Tableau 18 – Le libéralisme n’est pas un conservatisme, contrairement à ce que pensent nombre d’esprits pressés de cataloguer, autrement dit d’esprits paresseux. Friedrich Hayek est trop souvent envisagé comme un conservateur. Il a pourtant écrit un chapitre qui s’intitule « Pourquoi je ne suis pas un conservateur » (« Why I Am Not a Conservative ») dans lequel il situe le problème de la manière suivante. Alors que les mouvements progressistes s’emploient à réduire toujours plus la liberté individuelle, celui qui défend la liberté ne peut que s’opposer de toutes ses forces à ces mouvements ; et, ainsi, se retrouve-t-il bien malgré lui avec ceux qui ont l’habitude de s’opposer au changement, soit les conservateurs. Ci-joint, le chapitre en question (inclus dans « La constitution de la liberté » (« The Constitutionof Liberty ») :

https://www.catallaxia.org/wiki/Friedrich_A._Hayek:Pourquoi_je_ne_suis_pas_un_conservateur

Un libéral ne se positionne pas pour ou contre le conservatisme. Il observe et peut se montrer conservateur relativement à telle question et progressiste relativement à telle autre question. Pour les libéraux, la liberté et l’ordre spontané qu’elle engendre priment, ce que conservateurs et socialistes détestent. Conservateurs et socialistes ne cherchent pas à limiter le pouvoir mais à l’étendre et à le faire aller dans la direction qu’ils jugent être la bonne. Les uns et les autres se considèrent autorisés à imposer aux autres leurs valeurs. L’orgueil les caractérise. Le libéral est modeste ; il admet spontanément son ignorance et ainsi peut-il faire preuve de tolérance sans avoir à se forcer. Le constructiviste ne le peut car c’est un idéologue et que l’idéologue est bardé de certitudes. Les conservateurs et les socialistes ont des points communs et, de ce fait, les reproches qu’ils adressent aux libéraux convergent volontiers. Conservateurs et socialistes croient radicalement en l’utilité de l’État, tandis que les libéraux s’en défient, préférant miser sur l’individu plutôt que sur la collectivité. Friedrich Hayek : « La caractéristique la plus frappante du libéralisme, celle qui le distingue tout autant du conservatisme que du socialisme, est l’idée que les convictions morales qui concernent des aspects du comportement personnel n’affectant pas directement la sphère protégée des autres personnes ne justifient aucune intervention coercitive. »

 

Tableau 19 – Sir Karl Raimund Popper (1902-1994) et sa critique de la théorie vérificationniste de la signification. Il met au point la réfutabilité comme critère de démarcation entre science et pseudo-science. Un philosophe politique dont les idées sont franchement libérales. Sa participation à la fondation de la Mont Pelerin Society (MPS) avec Ludwig von Mises, Milton Friedman et Friedrich Hayek. Sa critique de l’historicisme et des théories politiques qui en procèdent. Au centre de son argumentation, la preuve (exclusivement logique) qu’il est impossible de prévoir le futur – sa défense de l’indéterminisme.
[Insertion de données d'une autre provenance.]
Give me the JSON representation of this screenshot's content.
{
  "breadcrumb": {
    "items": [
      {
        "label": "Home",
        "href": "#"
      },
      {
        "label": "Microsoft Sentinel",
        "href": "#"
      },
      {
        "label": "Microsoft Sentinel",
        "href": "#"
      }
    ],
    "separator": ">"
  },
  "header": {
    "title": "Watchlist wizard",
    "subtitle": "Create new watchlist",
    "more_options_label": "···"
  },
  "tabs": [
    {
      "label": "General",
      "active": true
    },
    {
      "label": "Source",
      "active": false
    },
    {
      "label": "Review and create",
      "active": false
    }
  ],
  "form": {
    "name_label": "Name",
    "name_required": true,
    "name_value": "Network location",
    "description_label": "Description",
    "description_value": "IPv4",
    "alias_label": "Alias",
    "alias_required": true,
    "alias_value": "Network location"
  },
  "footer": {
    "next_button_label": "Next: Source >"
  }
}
Son ouvrage « The Open Society and Its Enemies » reste l’un des principaux repères de la défense des valeurs occidentales de l’après-guerre. Une critique de l’historicisme qui prolonge celle initiée dans « The Poverty of Historicism ». Sa défense de l’Open society et de la Democracy. Dans le premier tome, il circonscrit l’immense influence de Platon en siècle en siècle. Mais sous ce pouvoir de séduction se cache, nous dit-il, un très grand danger, soit la tentation totalitaire et, enfin, le cauchemar totalitaire, qu’il soit de droite ou de gauche. Karl Popper signale le fossé entre Socrate et son disciple Platon, notamment dans « La République » : Socrate le démocrate, Platon et la tentation totalitaire. Dans le second tome, il poursuit sa critique des initiateurs du totalitarisme avec Hegel (qu’il relie à Aristote) et Karl Marx. Il reproche à Platon, Hegel et Karl Marx de juger que l’histoire obéit à des lois qui déterminent le cours des événements, une attitude qui soumet à la fatalité historique et bouche l’horizon : le développement de l’Esprit pour l’un, la lutte des classes pour l’autre. Karl Popper reconnaît bien des qualités à Karl Marx mais il lui reproche son « historicisme moral ».

Pour Karl Popper, le problème politique est fondamentalement d’ordre épistémologique et, de ce point de vue, l’exemple de Platon est éloquent : sa théorie des Idées définit l’ensemble de son énorme construction de philosophie politique. Voir sa remise en question de la démocratie athénienne qu’il juge être la tyrannie d’un peuple ignorant, tyrannie de l’opinion la plus répandue (qui certes n’est pas la meilleure parce que la plus répandue) et des désirs les plus primitifs qui portent préjudice au bien commun. Dans un tel contexte, les démagogues règnent en maîtres. Les sophistes sont les pères de la démocratie, la démocratie qui est le régime de la parole, la parole qui s’emploie à chasser la vérité (la connaissance de la réalité), à convaincre et imposer ses opinions par l’art du discours, à enjôler et, enfin, à se saisir du pouvoir. Ce mépris pour les sophistes lui vient de son maître, Socrate.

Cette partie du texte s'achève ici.